Leitungswasser ist die klimafreundlichste und günstigste Möglichkeit, den Durst zu stillen. Frisch, jederzeit verfügbar und von hoher Qualität, kann unser Leitungswasser überall in Deutschland bedenkenlos getrunken werden. Während ein Liter Leitungswasser ungefähr einen halben Cent kostet, muss man für das teuerste Mineralwasser 70 Cent pro Liter auf die Theke legen! Oft enthält Leitungswasser sogar mehr Mineralstoffe als die im Handel angebotenen Mineralwässer. Durch den Genuss von Leitungswasser sparen Sie nicht nur Geld, Abfall, Transportwege und mühsame Schlepperei, sondern schonen dabei auch die Umwelt.

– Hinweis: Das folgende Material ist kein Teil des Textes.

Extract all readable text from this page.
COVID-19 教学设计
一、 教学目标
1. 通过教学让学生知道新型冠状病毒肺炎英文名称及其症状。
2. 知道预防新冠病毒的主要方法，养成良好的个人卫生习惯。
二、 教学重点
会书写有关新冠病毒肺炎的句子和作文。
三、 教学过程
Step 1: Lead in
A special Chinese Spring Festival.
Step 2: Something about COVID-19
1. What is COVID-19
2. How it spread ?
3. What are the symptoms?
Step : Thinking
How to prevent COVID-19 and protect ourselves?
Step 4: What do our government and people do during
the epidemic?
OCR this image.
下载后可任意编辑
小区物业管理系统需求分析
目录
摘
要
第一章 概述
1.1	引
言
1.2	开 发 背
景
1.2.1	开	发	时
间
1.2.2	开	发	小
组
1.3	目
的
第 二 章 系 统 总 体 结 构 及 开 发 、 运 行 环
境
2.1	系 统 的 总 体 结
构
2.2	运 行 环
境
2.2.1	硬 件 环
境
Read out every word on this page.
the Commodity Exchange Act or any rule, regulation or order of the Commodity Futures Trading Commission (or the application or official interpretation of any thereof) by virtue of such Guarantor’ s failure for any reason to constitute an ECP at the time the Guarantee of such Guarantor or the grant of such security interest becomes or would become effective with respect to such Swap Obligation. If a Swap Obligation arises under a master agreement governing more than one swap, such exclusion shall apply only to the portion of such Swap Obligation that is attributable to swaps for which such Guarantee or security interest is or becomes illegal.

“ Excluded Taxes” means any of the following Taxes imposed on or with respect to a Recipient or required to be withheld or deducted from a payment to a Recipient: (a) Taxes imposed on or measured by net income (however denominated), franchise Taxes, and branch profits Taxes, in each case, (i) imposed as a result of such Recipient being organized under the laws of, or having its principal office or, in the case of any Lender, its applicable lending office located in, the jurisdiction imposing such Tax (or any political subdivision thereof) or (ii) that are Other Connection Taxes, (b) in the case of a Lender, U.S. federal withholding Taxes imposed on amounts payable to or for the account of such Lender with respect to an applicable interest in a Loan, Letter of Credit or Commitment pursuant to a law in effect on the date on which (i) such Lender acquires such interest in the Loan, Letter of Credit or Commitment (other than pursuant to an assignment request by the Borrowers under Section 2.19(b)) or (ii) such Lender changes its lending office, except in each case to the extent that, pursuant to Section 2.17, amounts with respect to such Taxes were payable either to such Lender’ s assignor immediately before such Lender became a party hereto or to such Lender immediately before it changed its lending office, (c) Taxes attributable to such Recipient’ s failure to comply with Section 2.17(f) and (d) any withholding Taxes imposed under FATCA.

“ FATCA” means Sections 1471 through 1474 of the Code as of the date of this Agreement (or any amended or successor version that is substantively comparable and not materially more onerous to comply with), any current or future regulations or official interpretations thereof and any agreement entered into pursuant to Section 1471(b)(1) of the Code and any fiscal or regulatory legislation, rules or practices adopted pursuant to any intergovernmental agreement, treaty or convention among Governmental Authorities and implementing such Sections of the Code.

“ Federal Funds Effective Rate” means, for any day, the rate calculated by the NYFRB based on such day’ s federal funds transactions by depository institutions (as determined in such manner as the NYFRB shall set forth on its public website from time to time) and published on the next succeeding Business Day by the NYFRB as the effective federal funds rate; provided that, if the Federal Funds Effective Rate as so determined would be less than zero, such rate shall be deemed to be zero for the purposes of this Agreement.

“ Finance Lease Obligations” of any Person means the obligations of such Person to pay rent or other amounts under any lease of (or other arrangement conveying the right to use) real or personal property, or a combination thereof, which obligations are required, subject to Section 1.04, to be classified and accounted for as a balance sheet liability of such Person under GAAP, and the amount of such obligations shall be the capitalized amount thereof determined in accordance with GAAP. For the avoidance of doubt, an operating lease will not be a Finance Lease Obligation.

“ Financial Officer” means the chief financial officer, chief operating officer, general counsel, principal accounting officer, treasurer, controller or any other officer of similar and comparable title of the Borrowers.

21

Glasflasche statt PET-Flasche!

Wenn Du dennoch gekauftes Mineralwasser trinken möchtest, greife bitte zu Mineralwasser in Glasflaschen. Die Herstellung von PET-Flaschen auf Erdölbasis ist nicht nur mit einem extremen Energieaufwand verbunden. Sie können aufgrund ihrer gesundheitsgefährdenden Inhaltsstoffe auch für Deine Gesundheit bedenklich sein. Darüber hinaus landen viele dieser schwer verrottbaren Plastikflaschen in der Natur statt in einer Recyclinganlage.

Unter den Gesichtspunkten „Nachhaltigkeit“ und „Gesundheit“ ist Leitungswasser eindeutig die bessere Option, um sich mit Trinkwasser zu versorgen.

Wo kannst Du Deine Wasserqualität testen lassen?

Dein örtlicher Wasserversorger kann die Wasserqualität nur bis zu Deiner Hausleitungen garantieren. Wie in Deutschland die Wasserqualität sichergestellt wird, kannst Du in diesem Blogbeitrag nachlesen.

In Freiburg und Umgebung ist dies bnNETZE. Um sicherzugehen, dass Dein Trinkwasser wirklich unbedenklich ist, kannst Du Dein Leitungswasser auch selbst überprüfen. Die dafür nötigen Wasserteststreifen sind im Fachhandel sowie in Apotheken erhältlich. Die Teststreifen untersuchen zwar nur wenige, jedoch entscheidende Kriterien. Dazu gehören Bakterien, Nitrate und Nitrite sowie pH-Werte. Wenn bei Dir zuhause noch alte Leitungen verlegt sein sollten, gibt es auch spezielle Teststreifen, die Dir Auskunft über den Bleigehalt in Deinem Wasser geben. Für eine exakte Analyse zur Qualitätssicherung Deines Leitungswassers empfehlen wir Dir, eine Wasserprobe in ein entsprechendes Fachlabor zu schicken.